The drawn-out legal battle over the high commissions that realtors have charged for their work in closing sales finally came to a head on March 15, as the National Association of Realtors (NAR) reached a $418 million settlement with sellers.
The association will pay the amount due over four years. Terms of the settlement also include abolishing the practice, which has been common going all the way back to the 1940s, of charging 5–6 percent commissions.
“The NAR has worked hard for years to resolve this litigation in a manner that benefits our members and American consumers. It has always been our goal to preserve consumer choice and protect our members to the greatest extent possible,” interim CEO Nykia Wright said in a statement on Friday.
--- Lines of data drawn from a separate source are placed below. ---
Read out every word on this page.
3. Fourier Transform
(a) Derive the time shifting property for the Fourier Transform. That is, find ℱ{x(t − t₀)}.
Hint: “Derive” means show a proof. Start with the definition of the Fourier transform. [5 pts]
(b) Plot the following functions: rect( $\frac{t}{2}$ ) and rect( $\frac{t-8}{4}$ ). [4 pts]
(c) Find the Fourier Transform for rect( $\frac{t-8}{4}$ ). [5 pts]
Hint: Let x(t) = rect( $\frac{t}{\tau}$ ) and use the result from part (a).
The original lawsuit targeted NAR practices in the Missouri cities of St. Louis, Kansas City, Columbia, and Springfield, and named Keller Williams Realty and HomeServices of America, in addition to the NAR.
Disputed Claims
The NAR has been the target of fierce criticism in Sizter/Burnett v. NAR Commission litigation. Plaintiffs believe that the association and a number of brokerages had colluded to inflate real estate brokers’ commissions far beyond what was fair. They charged the brokers with shameless price-gouging while taking advantage of a relative lack of sophistication about real estate market dynamics on the part of some of their clients.While some welcomed Friday’s news and took the settlement to be a rebuke to long-running price inflation on the part of brokers, the NAR in its Friday statement went to some lengths to paint Friday’s development not as a defeat, but as a victory for the association and its members.
It announced that it had come to an agreement that would settle claims against the organization and more than one million of its members. The association also emphasized that the NAR has never admitted wrongdoing and that court approval of the settlement is still pending.
At the heart of the litigation is the use of the Multiple Listing Service (MLS) database, which has required agents listing properties for sale to split their fees with buyers’ agents. No agent wants to take on a prospective sale, and all the work that it involves, with the prospect of making a tiny fee. From the agents’ point of view, splitting their fee and then giving half of what they take from a deal to their brokerage would make it all but pointless to enter into a deal if they do not require a high commission from the seller. Hence, the longstanding practice of closing fees in the range of 5–6 percent.
The plaintiffs have been furious at what they see a pattern of long-running deception whereby brokers told clients that a 5–6 percent commission was an industry standard, and that anyone who did not accept such valuations uncritically lacked a basic understanding of how the market works.
At the same time, many brokers insist that the nature of their work places demands on them that people who do not work in real estate may not grasp. They have to be on call for their clients day and night, have to spot new listings as soon as they pop up online, have to take lengthy road trips on a regular basis to conduct showings, oversee inspections, and receive or hand over keys, and have to act as intermediaries among buyers, sellers, inspectors, appraisers, insurers, renters and prospective renters.
In the view of Cara Ameer, a broker at Coldwell Banker in Ponte Vedra, Florida, there is no other vocation that places quite the same demands on professionals or require them to wear the same number of hats at the same time. Hence it is only right and fair that they receive a commission fully commensurate with their investments of time and effort.
The Epoch Times has reached out to the NAR for comment.